In his studio in the Dutch town of Hardinxveld-Giessendam near Rotterdam, Ewerdt Hilgemann used a vacuum pump to slowly extract the air from the three hermetically welded stainless steel structures. This process causes the cubes to contract, giving rise to pronounced kinks which look as though they have been caused by external forces and which therefore contrast markedly with the still-gleaming stainless steel surface. Hilgemann describes his work as follows: “I deform geometric shapes. People plan, we plan everything, and that is what I do with my cubes, pyramids and columns. Then the air is sucked out of them and the air on the outside presses against them. This air is my chisel, my hammer, my tool. I am an airsmith.“

Throughout his career, Ewerdt Hilgemann has worked with a variety of materials, including wood, aluminium and the famous Italian Carrara marble. The artist uses highgrade steel for the “Implosions” sculptures: “Stainless steel has a broader spectrum because the sculptures absorb their surroundings. If the sky is blue, then they become blue; if they are surrounded by grass, then they acquire a green hue from below. Deformation lends the high-quality material a dramatic vibrancy.“

Ewerdt Hilgemann, who was born in Witten, in the Ruhr area, in 1938, knows from experience that people are certainly not reluctant to touch his sculptures: “I may suck the air out, but ultimately I breathe life into the sculpture. Beforehand, it is just a boring tin, a boring cube, a boring rectangular column. After deformation, it has a certain haptic quality - people want to touch it and feel it and understand it.“ Imploded stainless steel structures from Hilgemann’s studio have been installed in public spaces in Berlin (Germany), Delft and Amsterdam (Netherlands), Elblag (Poland), Los Angeles (USA) and Seoul (Korea) among other places. Ewerdt Hilgemann will also be showcasing his art in New York soon.

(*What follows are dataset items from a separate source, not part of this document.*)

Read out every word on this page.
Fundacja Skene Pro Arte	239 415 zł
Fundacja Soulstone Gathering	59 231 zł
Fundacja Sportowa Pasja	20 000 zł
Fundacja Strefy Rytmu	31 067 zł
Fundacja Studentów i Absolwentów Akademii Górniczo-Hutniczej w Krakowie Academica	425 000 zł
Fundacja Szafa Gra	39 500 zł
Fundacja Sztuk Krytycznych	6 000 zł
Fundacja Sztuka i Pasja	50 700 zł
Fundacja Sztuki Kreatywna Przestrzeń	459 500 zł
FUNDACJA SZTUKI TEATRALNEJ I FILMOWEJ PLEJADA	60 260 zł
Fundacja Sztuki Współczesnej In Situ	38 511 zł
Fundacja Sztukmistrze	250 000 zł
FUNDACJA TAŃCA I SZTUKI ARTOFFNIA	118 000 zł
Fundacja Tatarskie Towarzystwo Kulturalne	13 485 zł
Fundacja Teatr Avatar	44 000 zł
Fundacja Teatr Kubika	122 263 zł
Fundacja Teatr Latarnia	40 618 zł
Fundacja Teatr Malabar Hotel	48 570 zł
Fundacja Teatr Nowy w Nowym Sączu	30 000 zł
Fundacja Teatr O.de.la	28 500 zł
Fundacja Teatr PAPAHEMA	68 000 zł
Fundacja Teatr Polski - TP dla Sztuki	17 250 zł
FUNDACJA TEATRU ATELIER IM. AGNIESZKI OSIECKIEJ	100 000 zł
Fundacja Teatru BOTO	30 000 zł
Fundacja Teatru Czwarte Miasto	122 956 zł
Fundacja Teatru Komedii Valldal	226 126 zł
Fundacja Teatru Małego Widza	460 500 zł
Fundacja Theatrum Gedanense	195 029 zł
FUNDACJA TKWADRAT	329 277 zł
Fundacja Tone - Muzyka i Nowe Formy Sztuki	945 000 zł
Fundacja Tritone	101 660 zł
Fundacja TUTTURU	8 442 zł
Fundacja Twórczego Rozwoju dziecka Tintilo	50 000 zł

The official opening of the newly built Messer-Platz in the heart of Bad Soden will take place on 16 September; on the same day that Hilgemann’s work of art is to be unveiled. The sculpture’s three columns, and the fact that they consist of metal and air, are intended to symbolise the Messer Group’s areas of business, the three generations of entrepreneurs and the triad of employees, customers and the family company that is so important to the enterprise. The internationally renowned conceptual artist Ewerdt Hilgemann had won the design competition organised by Messer last year with his works entitled “Implosions.”